Take a good look at this picture before I begin...
After reading the title of this blog post, can you guess what happened to me last night? Yep, during a friend's birthday festivities (with 20 other women watching), I proceeded to spill an entire glass of red wine all over myself, including my very cute, very white shirt.
Yep, I was *that* friend last night.
I had only had one drink at the time and, Murphy's Law, it was an $80 bottle from 2006 ("practically vintage!" as one of my girlfriends said), and it was a FULL glass. Nice work, Tasha. Not only do you wear white (after Labor Day, gasp!), but you manage to spill, not cheap wine but, pretty expensive wine all over yourself....in front of 20 women who are sitting at the table with you.
This was almost as bad as the time I bled on a stripper.
Yeah, not going to tell you THAT story, sorry 'bout that. If you know me in person, ask me about it. If you're lucky, I might tell you...

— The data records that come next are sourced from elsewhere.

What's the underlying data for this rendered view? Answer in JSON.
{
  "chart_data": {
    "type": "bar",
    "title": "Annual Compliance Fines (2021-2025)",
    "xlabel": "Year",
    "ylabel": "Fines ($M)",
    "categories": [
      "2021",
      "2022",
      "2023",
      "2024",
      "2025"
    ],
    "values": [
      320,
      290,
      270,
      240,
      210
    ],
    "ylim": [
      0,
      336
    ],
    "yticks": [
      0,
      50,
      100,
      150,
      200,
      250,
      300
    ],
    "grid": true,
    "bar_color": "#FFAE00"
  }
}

Back to the wine. What kills me the most is, typically, I am not *that* friend. I have never spilled a drink on myself...like, ever. I can handle my alcohol, thanks to my years of bartending. At the bars I worked at, we could drink while we worked, so I learned at a very early age how to drink without showing it.
So how did it happen, you ask? I was sitting at a very large table (with 20 other women, remember lol?), happily passing appetizer plates around when, two plates came to me at once. I did my best to pass one and then the other when....crash! All over my lap. I also made a very loud gasp when the glass emphatically hit my plate, pouring wine all over my plate (with delish food on it), the white table cloth, my pants and my shirt. The gasp probably got the attention of the remaining women who didn't hear the glass/plate crash.
Awesome. Way to get the birthday party started, Tasha.
But...there IS a happy ending to this story. After hunkering down at the table, trying to hide the very large, pinkish stain underneath the table, I texted The Hubs with my news. You know what he did? He grabbed a very pretty sweater from my closet, hopped in the car with no shoes on, and drove to the restaurant so I could change my shirt! I made him come in to where the party was and, thankfully, the women at my table gave him a round of applause.
I got a lot of "my husband would NEVER do that for me!" and "I can't believe he did that!" from the women around me.
I just told them that yes, I have a super-duper husband (love you, Hubs!) and...... I give really good blow jobs. Yes, I really told them that (add 20 classy points for that one).